Experiments Canaries And Rollouts

Connect eval thresholds to staged rollout decisions.

Eval Toolkit 2026.05
Observability trace-first
Python 3.11
Reviewed 2026-05-17

Reading this chapter helps prevent 5 common Eval Writing mistakes.

The setup

A rollout is an eval with users attached. Offline scores reduce uncertainty before exposure; online experiments reveal what offline suites missed. The bridge between them is a pre-registered rollout rule.

Picture this

Good, bad, and ugly paths for staged rollout evaluation.

Mental model

Define gates: offline pass, shadow traffic check, internal dogfood, small canary, larger canary, full launch. Each stage needs metrics, duration, stop conditions, and an owner who can actually stop it.

Good

The good version sets thresholds before the run, separates primary and guardrail metrics, and documents what happens on fail, hold, or expand. It respects sample size and does not declare victory after the first friendly hour.

Bad

The bad version watches dashboards live and launches when the line looks nice. If it dips, someone changes the window. This is not experimentation; it is astrology with SQL.

Ugly

The ugly reality is pressure. Sales wants the feature, support fears tickets, and leadership wants certainty.

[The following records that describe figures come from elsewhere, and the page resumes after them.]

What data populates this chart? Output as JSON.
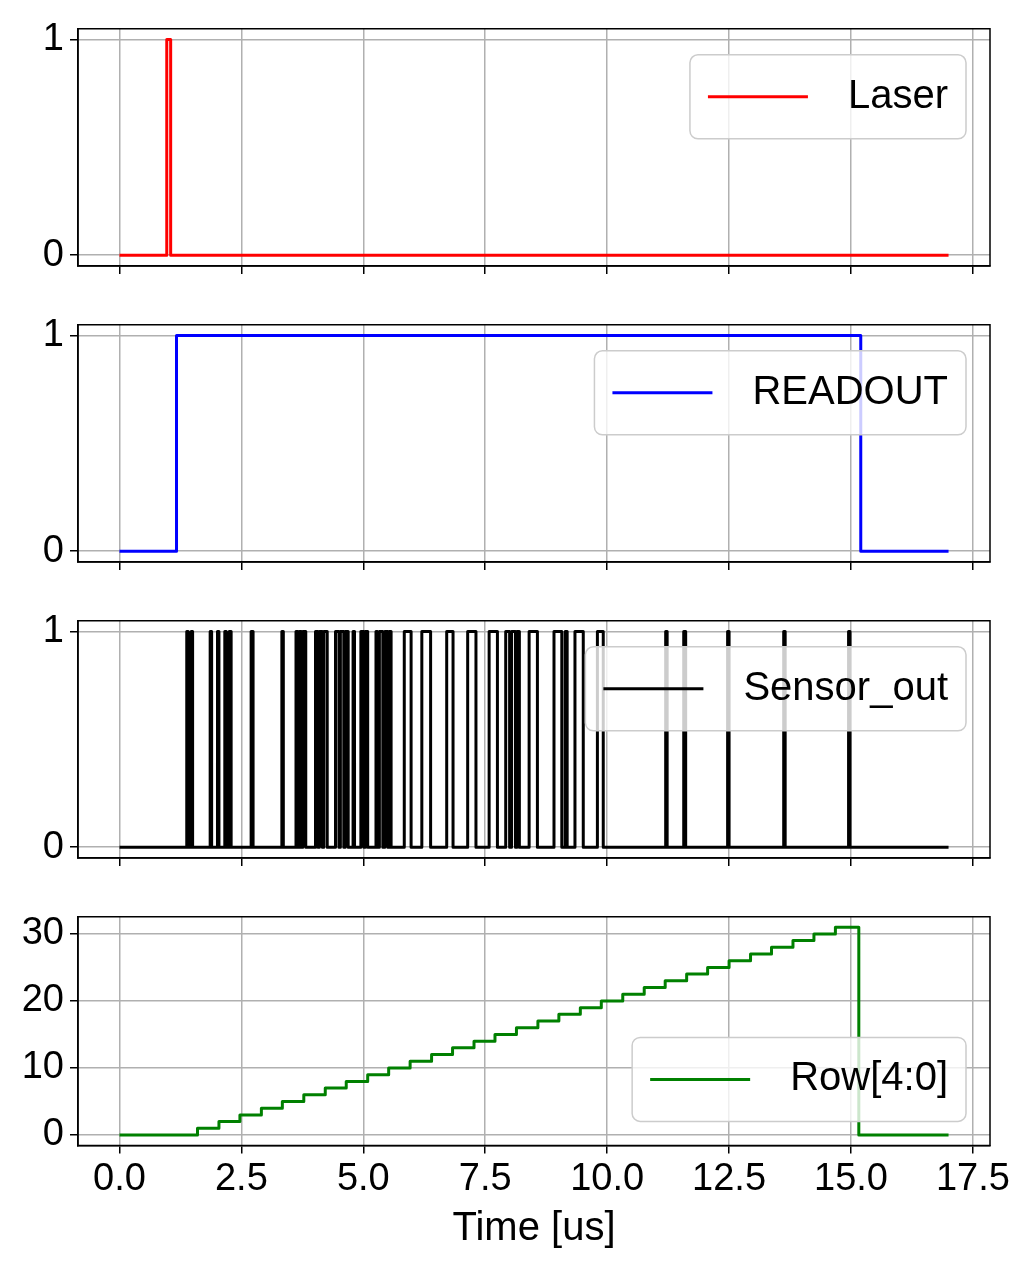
{
  "chart_data": [
    {
      "type": "step",
      "series": [
        {
          "name": "Laser",
          "color": "#ff0000",
          "x": [
            0,
            0.97,
            1.05,
            17
          ],
          "values": [
            0,
            1,
            0,
            0
          ]
        }
      ],
      "xlim": [
        -0.85,
        17.85
      ],
      "xticks": [
        0,
        2.5,
        5,
        7.5,
        10,
        12.5,
        15,
        17.5
      ],
      "ylim": [
        -0.05,
        1.05
      ],
      "yticks": [
        0,
        1
      ],
      "grid": true,
      "legend": "top right",
      "tick_labels": "y"
    },
    {
      "type": "step",
      "series": [
        {
          "name": "READOUT",
          "color": "#0000ff",
          "x": [
            0,
            1.17,
            15.2,
            17
          ],
          "values": [
            0,
            1,
            0,
            0
          ]
        }
      ],
      "xlim": [
        -0.85,
        17.85
      ],
      "xticks": [
        0,
        2.5,
        5,
        7.5,
        10,
        12.5,
        15,
        17.5
      ],
      "ylim": [
        -0.05,
        1.05
      ],
      "yticks": [
        0,
        1
      ],
      "grid": true,
      "legend": "top right",
      "tick_labels": "y"
    },
    {
      "type": "step",
      "series": [
        {
          "name": "Sensor_out",
          "color": "#000000",
          "x": [
            0,
            1.38,
            1.41,
            1.47,
            1.5,
            1.86,
            1.89,
            2.01,
            2.04,
            2.16,
            2.19,
            2.25,
            2.29,
            2.7,
            2.74,
            3.33,
            3.36,
            3.62,
            3.66,
            3.69,
            3.73,
            3.76,
            3.82,
            4.02,
            4.07,
            4.1,
            4.16,
            4.19,
            4.26,
            4.43,
            4.5,
            4.53,
            4.6,
            4.63,
            4.69,
            4.79,
            4.82,
            4.95,
            5.01,
            5.04,
            5.09,
            5.26,
            5.29,
            5.33,
            5.4,
            5.44,
            5.5,
            5.53,
            5.57,
            5.84,
            5.98,
            6.2,
            6.38,
            6.71,
            6.84,
            7.14,
            7.31,
            7.58,
            7.75,
            7.92,
            8.0,
            8.04,
            8.12,
            8.15,
            8.2,
            8.4,
            8.57,
            8.91,
            9.07,
            9.14,
            9.18,
            9.34,
            9.51,
            9.8,
            9.92,
            11.2,
            11.23,
            11.57,
            11.61,
            12.47,
            12.5,
            13.62,
            13.65,
            14.95,
            14.98,
            17
          ],
          "values": [
            0,
            1,
            0,
            1,
            0,
            1,
            0,
            1,
            0,
            1,
            0,
            1,
            0,
            1,
            0,
            1,
            0,
            1,
            0,
            1,
            0,
            1,
            0,
            1,
            0,
            1,
            0,
            1,
            0,
            1,
            0,
            1,
            0,
            1,
            0,
            1,
            0,
            1,
            0,
            1,
            0,
            1,
            0,
            1,
            0,
            1,
            0,
            1,
            0,
            1,
            0,
            1,
            0,
            1,
            0,
            1,
            0,
            1,
            0,
            1,
            0,
            1,
            0,
            1,
            0,
            1,
            0,
            1,
            0,
            1,
            0,
            1,
            0,
            1,
            0,
            1,
            0,
            1,
            0,
            1,
            0,
            1,
            0,
            1,
            0,
            0
          ]
        }
      ],
      "xlim": [
        -0.85,
        17.85
      ],
      "xticks": [
        0,
        2.5,
        5,
        7.5,
        10,
        12.5,
        15,
        17.5
      ],
      "ylim": [
        -0.05,
        1.05
      ],
      "yticks": [
        0,
        1
      ],
      "grid": true,
      "legend": "top right",
      "tick_labels": "y"
    },
    {
      "type": "step",
      "xlabel": "Time [us]",
      "series": [
        {
          "name": "Row[4:0]",
          "color": "#008000",
          "x": [
            0,
            1.6,
            2.04,
            2.47,
            2.91,
            3.34,
            3.78,
            4.22,
            4.65,
            5.09,
            5.52,
            5.96,
            6.4,
            6.83,
            7.27,
            7.7,
            8.14,
            8.58,
            9.01,
            9.45,
            9.88,
            10.32,
            10.76,
            11.19,
            11.63,
            12.06,
            12.5,
            12.94,
            13.37,
            13.81,
            14.24,
            14.68,
            15.16,
            17
          ],
          "values": [
            0,
            1,
            2,
            3,
            4,
            5,
            6,
            7,
            8,
            9,
            10,
            11,
            12,
            13,
            14,
            15,
            16,
            17,
            18,
            19,
            20,
            21,
            22,
            23,
            24,
            25,
            26,
            27,
            28,
            29,
            30,
            31,
            0,
            0
          ]
        }
      ],
      "xlim": [
        -0.85,
        17.85
      ],
      "xticks": [
        {
          "value": 0,
          "label": "0.0"
        },
        {
          "value": 2.5,
          "label": "2.5"
        },
        {
          "value": 5,
          "label": "5.0"
        },
        {
          "value": 7.5,
          "label": "7.5"
        },
        {
          "value": 10,
          "label": "10.0"
        },
        {
          "value": 12.5,
          "label": "12.5"
        },
        {
          "value": 15,
          "label": "15.0"
        },
        {
          "value": 17.5,
          "label": "17.5"
        }
      ],
      "ylim": [
        -1.55,
        32.55
      ],
      "yticks": [
        0,
        10,
        20,
        30
      ],
      "grid": true,
      "legend": "bottom right"
    }
  ]
}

A written rollout rule protects the team from improvising governance during panic.

Artifact to produce

Write a rollout plan: stage, exposure, primary metric, guardrails, minimum sample, pass/hold/rollback rule, and communication channel.

Rollout review

QuestionWhy it matters
What threshold was set before the rollout?Pre-registration reduces metric shopping.
What sample or duration is required?Early noise is not a launch oracle.
Who can pause or roll back?A stop rule without authority is decorative.

Chapter takeaway

A canary is not a vibe check. It is a controlled exposure with a boringly explicit escape hatch.

References

Quiz

  1. What prevents rollout metrics from becoming dashboard astrology?

  2. Which is the bad version of staged rollout evaluation?

  3. What should the ugly reality change about your process?